Kaavan the 'World's Loneliest Elephant' Makes an Elephant Friend for the First Time in 8 Years
Kaavan stretched out a tentative trunk to one of the first elephants he saw at the Cambodia Wildlife Sanctuary in Siem Reap
Kaavan is solo no more!
After spending eight years alone at Pakistan's soon-to-be-defunct Marghazar Zoo following the death of his partner in 2012, Kaavan the "world's loneliest elephant" has made a new friend at his sanctuary home in Cambodia.
On Monday, Kaavan moved to the Cambodia Wildlife Sanctuary in Siem Reap, enduring a 10-hour plane ride with a military escort to get there. FOUR PAWS, a global animal welfare organization for animals under direct human influence — in cooperation with the Pakistani authorities, American businessman Eric S. Margolis and the nonprofit Free The Wild, co-funded by Cher — worked for months to safely transport the elephant to his sanctuary home. Cher was even on the ground in Cambodia to welcome Kaavan to his new life.
Shortly after arriving at the sanctuary, Kaavan literally reached out to one of the first elephants he saw, extending a tentative trunk to the elephant residing near his current enclosure, according to AFP. FOUR PAWS captured a photo of the tender moment, which shows the other elephant happily returning Kaavan's trunk touch.
"First contact with an elephant in eight years – this is a huge moment for Kaavan," a spokesperson with FOUR PAWS told AFP, adding that this moment was an example of the "species-appropriate and peaceful life" Kaavan has ahead of him after living in subpar conditions for years.

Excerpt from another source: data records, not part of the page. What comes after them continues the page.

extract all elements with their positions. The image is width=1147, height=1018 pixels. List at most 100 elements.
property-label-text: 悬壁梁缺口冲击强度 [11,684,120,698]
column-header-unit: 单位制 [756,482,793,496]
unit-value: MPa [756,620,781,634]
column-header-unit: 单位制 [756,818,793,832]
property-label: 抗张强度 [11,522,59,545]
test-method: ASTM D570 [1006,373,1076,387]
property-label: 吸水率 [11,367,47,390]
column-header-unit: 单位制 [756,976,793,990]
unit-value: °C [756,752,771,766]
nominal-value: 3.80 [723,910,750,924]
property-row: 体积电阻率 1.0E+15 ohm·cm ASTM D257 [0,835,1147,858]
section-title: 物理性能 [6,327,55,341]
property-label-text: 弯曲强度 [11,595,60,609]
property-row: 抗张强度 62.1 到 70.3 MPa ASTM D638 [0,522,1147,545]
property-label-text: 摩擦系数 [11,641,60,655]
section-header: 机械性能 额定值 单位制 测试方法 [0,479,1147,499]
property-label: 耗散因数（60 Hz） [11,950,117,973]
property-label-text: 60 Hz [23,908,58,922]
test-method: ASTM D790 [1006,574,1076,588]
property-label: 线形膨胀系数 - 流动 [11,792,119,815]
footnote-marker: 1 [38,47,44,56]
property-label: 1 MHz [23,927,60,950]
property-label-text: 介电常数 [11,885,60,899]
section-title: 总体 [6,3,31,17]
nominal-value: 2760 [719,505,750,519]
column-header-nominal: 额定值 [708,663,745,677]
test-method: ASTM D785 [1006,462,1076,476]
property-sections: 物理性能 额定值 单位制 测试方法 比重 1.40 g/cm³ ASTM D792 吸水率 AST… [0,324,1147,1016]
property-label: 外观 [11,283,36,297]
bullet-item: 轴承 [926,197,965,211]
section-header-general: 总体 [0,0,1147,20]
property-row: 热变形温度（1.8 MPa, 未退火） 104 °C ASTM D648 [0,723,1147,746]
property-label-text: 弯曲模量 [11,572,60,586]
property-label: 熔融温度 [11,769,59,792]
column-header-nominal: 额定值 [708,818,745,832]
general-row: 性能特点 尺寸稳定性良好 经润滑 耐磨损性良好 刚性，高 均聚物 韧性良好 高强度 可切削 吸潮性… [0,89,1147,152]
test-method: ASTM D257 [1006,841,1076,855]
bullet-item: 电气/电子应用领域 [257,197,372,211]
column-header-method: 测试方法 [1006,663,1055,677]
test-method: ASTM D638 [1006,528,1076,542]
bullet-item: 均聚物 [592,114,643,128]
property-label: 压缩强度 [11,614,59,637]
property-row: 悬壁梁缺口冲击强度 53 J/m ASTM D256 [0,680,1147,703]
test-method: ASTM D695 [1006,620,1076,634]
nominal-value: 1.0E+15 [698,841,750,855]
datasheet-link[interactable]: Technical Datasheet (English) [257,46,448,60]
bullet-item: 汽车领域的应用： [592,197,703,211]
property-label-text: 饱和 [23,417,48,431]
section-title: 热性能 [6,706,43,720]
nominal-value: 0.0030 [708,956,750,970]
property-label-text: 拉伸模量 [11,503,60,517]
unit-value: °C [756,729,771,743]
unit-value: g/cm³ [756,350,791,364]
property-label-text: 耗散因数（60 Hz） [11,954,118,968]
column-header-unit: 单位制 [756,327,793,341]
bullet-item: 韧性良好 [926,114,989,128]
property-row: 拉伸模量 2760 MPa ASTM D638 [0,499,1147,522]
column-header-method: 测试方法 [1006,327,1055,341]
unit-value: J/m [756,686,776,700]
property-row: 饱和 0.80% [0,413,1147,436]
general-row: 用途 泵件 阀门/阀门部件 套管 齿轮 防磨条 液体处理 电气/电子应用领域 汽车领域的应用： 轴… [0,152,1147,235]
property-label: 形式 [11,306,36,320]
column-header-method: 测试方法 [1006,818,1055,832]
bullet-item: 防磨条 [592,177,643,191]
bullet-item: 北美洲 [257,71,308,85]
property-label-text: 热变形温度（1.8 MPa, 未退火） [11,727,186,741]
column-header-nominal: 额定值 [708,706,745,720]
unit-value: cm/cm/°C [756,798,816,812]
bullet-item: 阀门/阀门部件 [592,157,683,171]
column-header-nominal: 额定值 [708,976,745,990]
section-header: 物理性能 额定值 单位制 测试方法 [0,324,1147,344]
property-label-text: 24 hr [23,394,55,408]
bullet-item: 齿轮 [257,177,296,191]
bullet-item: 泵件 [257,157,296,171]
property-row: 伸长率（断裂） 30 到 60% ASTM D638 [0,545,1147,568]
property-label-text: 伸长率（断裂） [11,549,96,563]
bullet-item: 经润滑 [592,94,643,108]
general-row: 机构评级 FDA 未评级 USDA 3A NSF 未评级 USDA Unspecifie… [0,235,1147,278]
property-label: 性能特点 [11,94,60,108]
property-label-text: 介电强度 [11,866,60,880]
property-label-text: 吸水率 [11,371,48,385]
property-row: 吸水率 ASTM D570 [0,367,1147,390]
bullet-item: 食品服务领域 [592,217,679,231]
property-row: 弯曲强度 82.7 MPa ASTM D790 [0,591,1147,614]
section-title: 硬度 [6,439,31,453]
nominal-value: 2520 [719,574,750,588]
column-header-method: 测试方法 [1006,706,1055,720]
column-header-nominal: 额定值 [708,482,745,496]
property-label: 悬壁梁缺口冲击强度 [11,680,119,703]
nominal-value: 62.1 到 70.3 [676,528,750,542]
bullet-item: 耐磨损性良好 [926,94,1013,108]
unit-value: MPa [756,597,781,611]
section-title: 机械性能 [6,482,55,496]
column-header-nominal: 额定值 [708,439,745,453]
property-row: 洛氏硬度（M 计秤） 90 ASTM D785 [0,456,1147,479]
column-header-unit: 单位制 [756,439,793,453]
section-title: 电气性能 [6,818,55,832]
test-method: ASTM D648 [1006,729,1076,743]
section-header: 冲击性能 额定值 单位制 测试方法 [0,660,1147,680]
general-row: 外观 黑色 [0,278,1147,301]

Kaavan is currently residing in a smaller enclosure at the sanctuary while he acclimates to his surroundings, once he is comfortable he will be moved into a larger space, where three elephant friends will be waiting for him.
Along with Kaavan, FOUR PAWS, together with the Islamabad Wildlife Management Board, has safely relocated three wolves, some monkeys, and all the rabbits that were living in the Marghazar Zoo, which is about to close its gates for good. Only two Himalayan brown bears, one deer, and one monkey remain in the zoo.
The Pakistani zoo is closing after a judge ruled in May that all the animals at the facility should be relocated, AFP reports, due to the dilapidated conditions at the zoo.